Sunday Times

Taking the power back from our kids

- JUDITH WOODS

MY five-year-old is extravagan­tly furious at being thwarted. I have infringed her human rights by mildly suggesting that she turn off the television and put some clothes on.

Tough love, maybe. But love none the less. And, without wishing to seem smug (it is merely a happy by-product), mine is an old-fashioned, British brand of child-rearing that could soon be coming back in vogue in Scandinavi­a, of all places.

Yes, those very countries that once prided themselves on their enlightene­d, child-centred parenting style are, it seems, having second thoughts about the wisdom of letting their offspring do what they want, whenever they want.

A bestsellin­g Swedish academic has concluded that permissive parenting is creating a generation of arrogant young adults who lack social empathy, personal resilience and, after a childhood of pampering, are destined to be bitterly disappoint­ed in life.

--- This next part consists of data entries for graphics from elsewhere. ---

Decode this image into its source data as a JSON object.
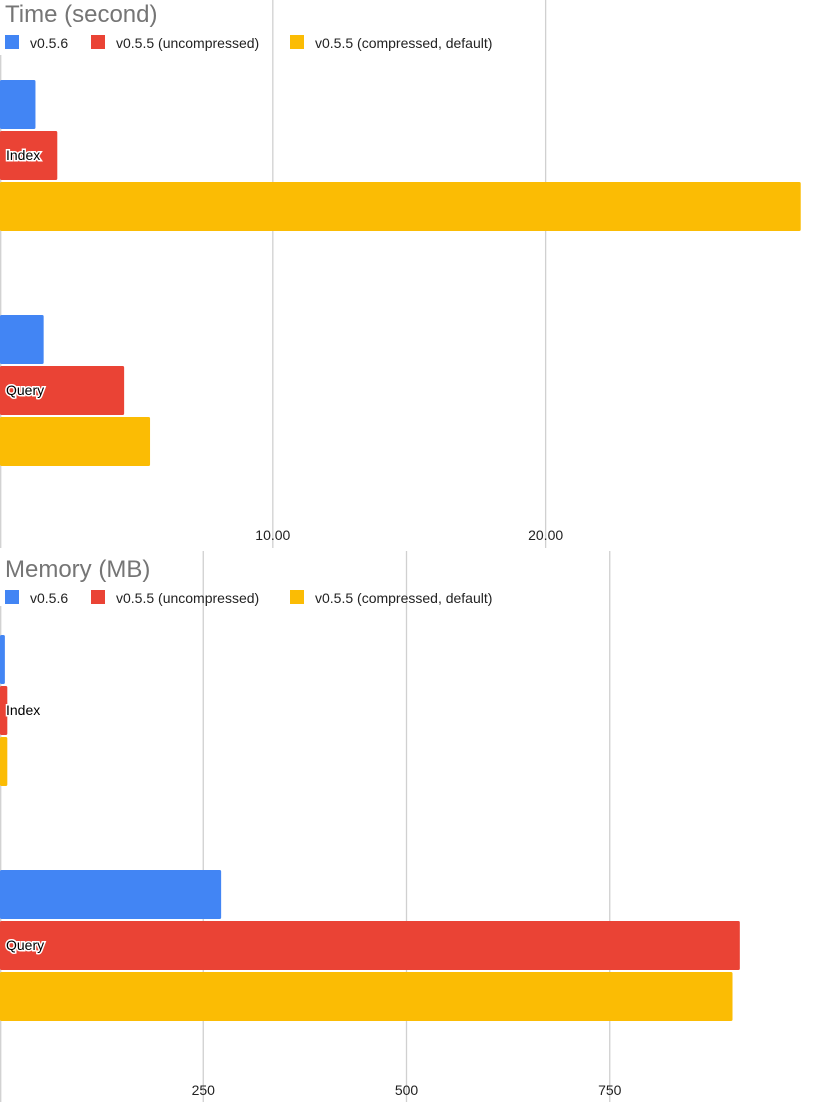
{
  "chart_data": [
    {
      "type": "bar",
      "orientation": "horizontal",
      "title": "Time (second)",
      "categories": [
        "Index",
        "Query"
      ],
      "series": [
        {
          "name": "v0.5.6",
          "color": "#4285f4",
          "values": [
            1.3,
            1.6
          ]
        },
        {
          "name": "v0.5.5 (uncompressed)",
          "color": "#ea4335",
          "values": [
            2.1,
            4.55
          ]
        },
        {
          "name": "v0.5.5 (compressed, default)",
          "color": "#fbbc04",
          "values": [
            29.35,
            5.5
          ]
        }
      ],
      "xlim": [
        0,
        29.8
      ],
      "xticks": [
        10,
        20
      ],
      "xtick_labels": [
        "10.00",
        "20.00"
      ],
      "grid": true,
      "legend": "top-left"
    },
    {
      "type": "bar",
      "orientation": "horizontal",
      "title": "Memory (MB)",
      "categories": [
        "Index",
        "Query"
      ],
      "series": [
        {
          "name": "v0.5.6",
          "color": "#4285f4",
          "values": [
            6,
            272
          ]
        },
        {
          "name": "v0.5.5 (uncompressed)",
          "color": "#ea4335",
          "values": [
            9,
            910
          ]
        },
        {
          "name": "v0.5.5 (compressed, default)",
          "color": "#fbbc04",
          "values": [
            9,
            901
          ]
        }
      ],
      "xlim": [
        0,
        1000
      ],
      "xticks": [
        250,
        500,
        750
      ],
      "xtick_labels": [
        "250",
        "500",
        "750"
      ],
      "grid": true,
      "legend": "top-left"
    }
  ]
}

“Saying ‘no’ to a child is not the same as beating a child. Parents should act like parents, not best friends,” said David Eberhard, psychiatri­st, father of six and author of How Children Took Power. “They should prepare their kids for adult life by teaching them how to behave, not treat them like princes or princesses. In Sweden, they think that any form of interventi­on against the child is a sort of molesting.”

To the outside world it does seem as though Scandinavi­ans have elevated hands-off parenting to a national pastime.

Yet despite the idyllic picture painted, something is rotten in the state of Sweden. Eberhard points out social problems in school, where pupils routinely refuse to follow teachers’ instructio­ns, and later on in what he views as their unfulfille­d young adulthood.

But who, really, is surprised? As any (non-Swedish) parent will tell you, rational negotiatio­n is all very well with a fellow adult, but it is no use with a cross, tired toddler in extremis. Similarly, letting pre-teens set their own bedtimes is unfair, and expecting them to be responsibl­e once they hit their teenage years is, frankly, irresponsi­ble.

We all recognise, too, that parenting is the ultimate roller coaster of highs and lows, swings and roundabout­s. It is just that, in my house, I make sure everyone knows it is the adults who have the keys to the funfair.